Three neural nets walk into a bar (and classify it)
A 2016 tutorial repo that still runs on TensorFlow 2.x, comparing how feedforward, convolutional, and recurrent networks handle city noise.

What it does
This repo contains three Jupyter notebooks that train neural networks to classify urban sounds—sirens, jackhammers, dog barks, etc.—using the UrbanSound8K dataset. Each notebook implements a different architecture: a vanilla feedforward net, a CNN, and an RNN (LSTM). The code is paired with blog posts for the first two, making it a walkthrough-style resource rather than a production system.
The interesting bit
The value is in the side-by-side comparison. You can watch the same audio spectrograms get flattened, convolved, and sequenced through three different inductive biases, with the CNN and RNN notebooks showing how spatial and temporal structure each get exploited. It’s a teaching tool for understanding why architecture choice matters for audio, not just that it does.
Key highlights
- Three complete, runnable notebooks (feedforward → CNN → RNN progression)
- Accompanying blog posts explain the feedforward and CNN implementations step-by-step
- Updated to TensorFlow 2.x from the original 1.x codebase
- Uses librosa for standard audio preprocessing (spectrograms, MFCCs)
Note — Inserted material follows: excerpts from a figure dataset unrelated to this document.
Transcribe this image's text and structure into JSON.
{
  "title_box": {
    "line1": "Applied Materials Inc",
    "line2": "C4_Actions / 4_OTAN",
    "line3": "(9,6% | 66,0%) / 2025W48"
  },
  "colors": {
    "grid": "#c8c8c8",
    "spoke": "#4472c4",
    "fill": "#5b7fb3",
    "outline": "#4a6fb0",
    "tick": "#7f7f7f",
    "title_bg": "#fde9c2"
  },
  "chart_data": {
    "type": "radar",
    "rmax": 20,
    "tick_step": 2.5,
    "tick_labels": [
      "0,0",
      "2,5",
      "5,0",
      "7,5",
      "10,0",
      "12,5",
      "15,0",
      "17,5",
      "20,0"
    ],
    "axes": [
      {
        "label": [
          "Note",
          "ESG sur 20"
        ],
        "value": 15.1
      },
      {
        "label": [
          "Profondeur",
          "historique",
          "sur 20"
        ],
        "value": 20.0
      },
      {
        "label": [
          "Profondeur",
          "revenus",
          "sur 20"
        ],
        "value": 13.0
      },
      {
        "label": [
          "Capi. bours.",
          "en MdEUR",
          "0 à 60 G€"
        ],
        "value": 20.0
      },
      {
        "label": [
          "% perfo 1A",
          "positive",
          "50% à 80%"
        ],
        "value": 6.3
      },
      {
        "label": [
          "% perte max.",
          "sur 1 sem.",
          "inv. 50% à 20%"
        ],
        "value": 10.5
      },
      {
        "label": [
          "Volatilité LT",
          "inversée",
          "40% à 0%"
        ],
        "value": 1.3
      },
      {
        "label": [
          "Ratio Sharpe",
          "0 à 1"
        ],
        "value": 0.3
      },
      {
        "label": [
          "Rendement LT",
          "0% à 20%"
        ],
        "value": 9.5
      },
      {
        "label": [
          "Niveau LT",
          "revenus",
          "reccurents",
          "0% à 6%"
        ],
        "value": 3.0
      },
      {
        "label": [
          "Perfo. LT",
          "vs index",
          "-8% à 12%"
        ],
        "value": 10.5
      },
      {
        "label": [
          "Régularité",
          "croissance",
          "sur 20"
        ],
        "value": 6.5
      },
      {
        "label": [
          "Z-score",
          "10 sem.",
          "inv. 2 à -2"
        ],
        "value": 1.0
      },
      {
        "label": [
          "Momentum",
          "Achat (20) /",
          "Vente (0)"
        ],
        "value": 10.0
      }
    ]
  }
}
- Also references Google’s AudioSet as a follow-up dataset for scale
Caveats
- The RNN notebook has no linked blog post, so you’re on your own for explanation
- No training curves, accuracy numbers, or model comparison table in the README—you’ll need to run the notebooks to see performance
- Last substantive update appears to be the TF 2.x migration; no modern architectures (transformers, wav2vec-style approaches)
Verdict
Good for students or practitioners who want to feel the architectural differences in audio classification before reaching for pre-trained models. Skip it if you need a production pipeline or state-of-the-art results; the field has moved on.